By addressing memory structure and utilization, the integration of the framework into a NPC model can enhance player’s immersion by enabling NPCs to adapt interactions dynamically.

2. Methodology

2.1. Memory Structure

The 5Ws memory structure distinguishes each interaction event by representing the unique Who, What, When, Where and Why for each memory. Such an idea is a simple simulation of event segmentation theory [4], which examines how individuals divide continuous experiences into discrete events. The 5Ws are aligned with the factors that cause event segmentation, i.e. Cause, Character, Goal, Object, Space, and Time. Despite some factors more impactful than others, the structure of memory treats all factors equally, slightly distinct from the cognitive psychological research findings, while remaining clear and straightforward. The usage of each W element of a memory is as follows:

Who: Person who performs action or talk to the NPC, most likely the “player” for a single-player game

What: The event (action or message) from the person

When: The time in terms of the game world that the event occurs

Where: The location in terms of the game world that the event occurs

Why: The reason that the event occurs

To make clear, the interaction described in the framework will be focused on the interaction initialized by the player, meaning the memory should be the event that the player will do to the NPC in each message or action.

Each interaction involves a unique combination of the 5Ws and creates a memory unit. It is equivalent to encoding discrete episodes in memory by segmenting experience into meaningful events [5]. This correlates with the event segmentation theory, which posits that those changes in certain factors stimulate the perception of event boundaries, which in turn organizes memories into structured episodic units.

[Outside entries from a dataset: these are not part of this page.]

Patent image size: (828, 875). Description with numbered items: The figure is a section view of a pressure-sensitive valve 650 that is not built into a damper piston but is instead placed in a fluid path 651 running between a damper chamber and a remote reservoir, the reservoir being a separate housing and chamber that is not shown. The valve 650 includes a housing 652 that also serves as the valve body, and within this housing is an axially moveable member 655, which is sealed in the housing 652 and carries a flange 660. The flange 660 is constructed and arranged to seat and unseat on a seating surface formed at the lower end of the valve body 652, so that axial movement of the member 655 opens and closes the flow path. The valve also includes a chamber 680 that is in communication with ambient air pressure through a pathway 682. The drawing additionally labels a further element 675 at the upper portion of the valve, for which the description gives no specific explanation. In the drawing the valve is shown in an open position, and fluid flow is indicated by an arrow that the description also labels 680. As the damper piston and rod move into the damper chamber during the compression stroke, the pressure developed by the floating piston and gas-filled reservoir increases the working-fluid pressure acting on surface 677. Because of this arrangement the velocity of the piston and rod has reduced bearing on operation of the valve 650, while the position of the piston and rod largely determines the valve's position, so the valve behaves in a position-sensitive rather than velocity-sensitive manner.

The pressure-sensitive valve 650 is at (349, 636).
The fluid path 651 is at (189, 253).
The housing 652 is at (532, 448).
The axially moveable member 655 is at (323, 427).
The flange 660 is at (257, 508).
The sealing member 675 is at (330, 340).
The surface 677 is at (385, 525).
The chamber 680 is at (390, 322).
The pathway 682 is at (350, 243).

2.2. Memory Importance Determination

Each interaction memory needs to determine an importance score for the usage of forgetfulness. By allowing GenAI to analyse the 5Ws element that it has generated with a ranking, it can give out a reasonable importance score. GenAI is instructed to determine importance score in the prompt along with the message or action (in narrative format) from the player and other necessary context for GenAI to respond player. Such ranking can be created using the human memory formation factors with their relative influence, as established in psychology and cognitive science research, such as emotional salience, personal relevance and novelty. It is impossible to compare the strength of each factor because of the limited research. Hence, the ranking presented is a heuristic approach informed by well-established findings on individual finding.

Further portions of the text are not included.